Despite widespread utilization of influenza vaccines, effectiveness (VE) has not been routinely measured in Latin America. We used a case test-negative control design to estimate trivalent inactivated influenza VE against laboratory-confirmed influenza among hospitalized children aged 6 months-5 years and adults aged ≥60 years which are age-groups targeted for vaccination.
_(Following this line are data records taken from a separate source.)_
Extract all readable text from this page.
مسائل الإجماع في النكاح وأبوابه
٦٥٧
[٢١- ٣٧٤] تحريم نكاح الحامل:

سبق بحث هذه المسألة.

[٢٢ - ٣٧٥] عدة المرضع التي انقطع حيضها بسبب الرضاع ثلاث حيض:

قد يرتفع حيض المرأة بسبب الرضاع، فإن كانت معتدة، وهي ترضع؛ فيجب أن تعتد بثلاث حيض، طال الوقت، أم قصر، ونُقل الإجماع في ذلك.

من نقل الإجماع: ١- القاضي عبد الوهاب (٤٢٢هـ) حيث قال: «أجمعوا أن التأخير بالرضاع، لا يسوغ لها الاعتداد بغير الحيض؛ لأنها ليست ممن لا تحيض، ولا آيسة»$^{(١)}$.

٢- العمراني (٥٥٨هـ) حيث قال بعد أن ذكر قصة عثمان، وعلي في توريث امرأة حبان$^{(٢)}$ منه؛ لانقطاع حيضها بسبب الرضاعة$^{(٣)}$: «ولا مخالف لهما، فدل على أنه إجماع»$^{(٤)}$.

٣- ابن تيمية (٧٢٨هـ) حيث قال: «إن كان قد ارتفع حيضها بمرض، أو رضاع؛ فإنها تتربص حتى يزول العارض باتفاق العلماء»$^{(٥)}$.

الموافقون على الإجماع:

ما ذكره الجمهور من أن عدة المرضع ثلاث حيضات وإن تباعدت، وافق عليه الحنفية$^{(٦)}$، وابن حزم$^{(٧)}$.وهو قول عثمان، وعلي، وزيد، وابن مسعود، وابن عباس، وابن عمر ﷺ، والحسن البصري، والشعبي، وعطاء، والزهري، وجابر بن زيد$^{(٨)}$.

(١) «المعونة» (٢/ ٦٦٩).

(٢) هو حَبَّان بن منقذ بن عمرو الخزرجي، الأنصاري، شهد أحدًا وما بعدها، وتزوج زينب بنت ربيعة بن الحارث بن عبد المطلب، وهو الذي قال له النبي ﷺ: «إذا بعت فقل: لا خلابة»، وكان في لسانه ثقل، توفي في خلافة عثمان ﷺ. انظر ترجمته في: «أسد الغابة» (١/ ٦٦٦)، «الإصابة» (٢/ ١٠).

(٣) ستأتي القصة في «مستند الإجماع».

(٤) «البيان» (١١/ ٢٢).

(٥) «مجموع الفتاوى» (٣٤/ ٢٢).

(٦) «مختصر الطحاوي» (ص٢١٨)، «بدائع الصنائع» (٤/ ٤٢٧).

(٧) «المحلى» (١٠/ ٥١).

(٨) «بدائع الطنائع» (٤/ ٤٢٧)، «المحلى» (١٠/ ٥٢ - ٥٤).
We sought persons with severe acute respiratory infections (SARI), hospitalized at 71 sentinel hospitals in Argentina, Brazil, Chile, Colombia, Costa Rica, El Salvador, Honduras, Panama, and Paraguay during January–December 2013. Cases had an influenza virus infection confirmed by real-time reverse transcription PCR (rRT-PCR); controls had a negative rRT-PCR result for influenza viruses. We used a two-stage random effects model to estimate pooled VE per target age-group, adjusting for the month of illness onset, age and preexisting medical conditions. We identified 2620 SARI patients across sites: 246 influenza cases and 720 influenza-negative controls aged ≤5 years and 448 cases and 1206 controls aged ≥60 years. The most commonly identified subtype among participants (48%) was the influenza A(H1N1)pdm09 virus followed by influenza A(H3N2) (34%) and influenza B (18%) viruses. Among children, the adjusted VE of full vaccination (one dose for previously vaccinated or two if vaccine naïve) against any influenza virus SARI was 47% (95% confidence interval [CI]: 14–71%); VE was 58% (95% CI: 16–79%) against influenza A(H1N1)pdm09, and 65% (95% CI: −9; 89%) against influenza A(H3N2) viruses associated SARI. Crude VE of full vaccination against influenza B viruses associated SARI among children was 3% (95% CI: −150; 63). Among adults aged ≥60 years, adjusted VE against any influenza SARI was 48% (95% CI: 34–60%); VE was 54% (95% CI: 37–69%) against influenza A(H1N1)pdm09, 43% (95% CI: 18–61%) against influenza A(H3N2) and 34% (95% CI: −4; 58%) against B viruses associated SARI. Influenza vaccine provided moderate protection against severe influenza illness among fully vaccinated young children and older adults, supporting current vaccination strategies.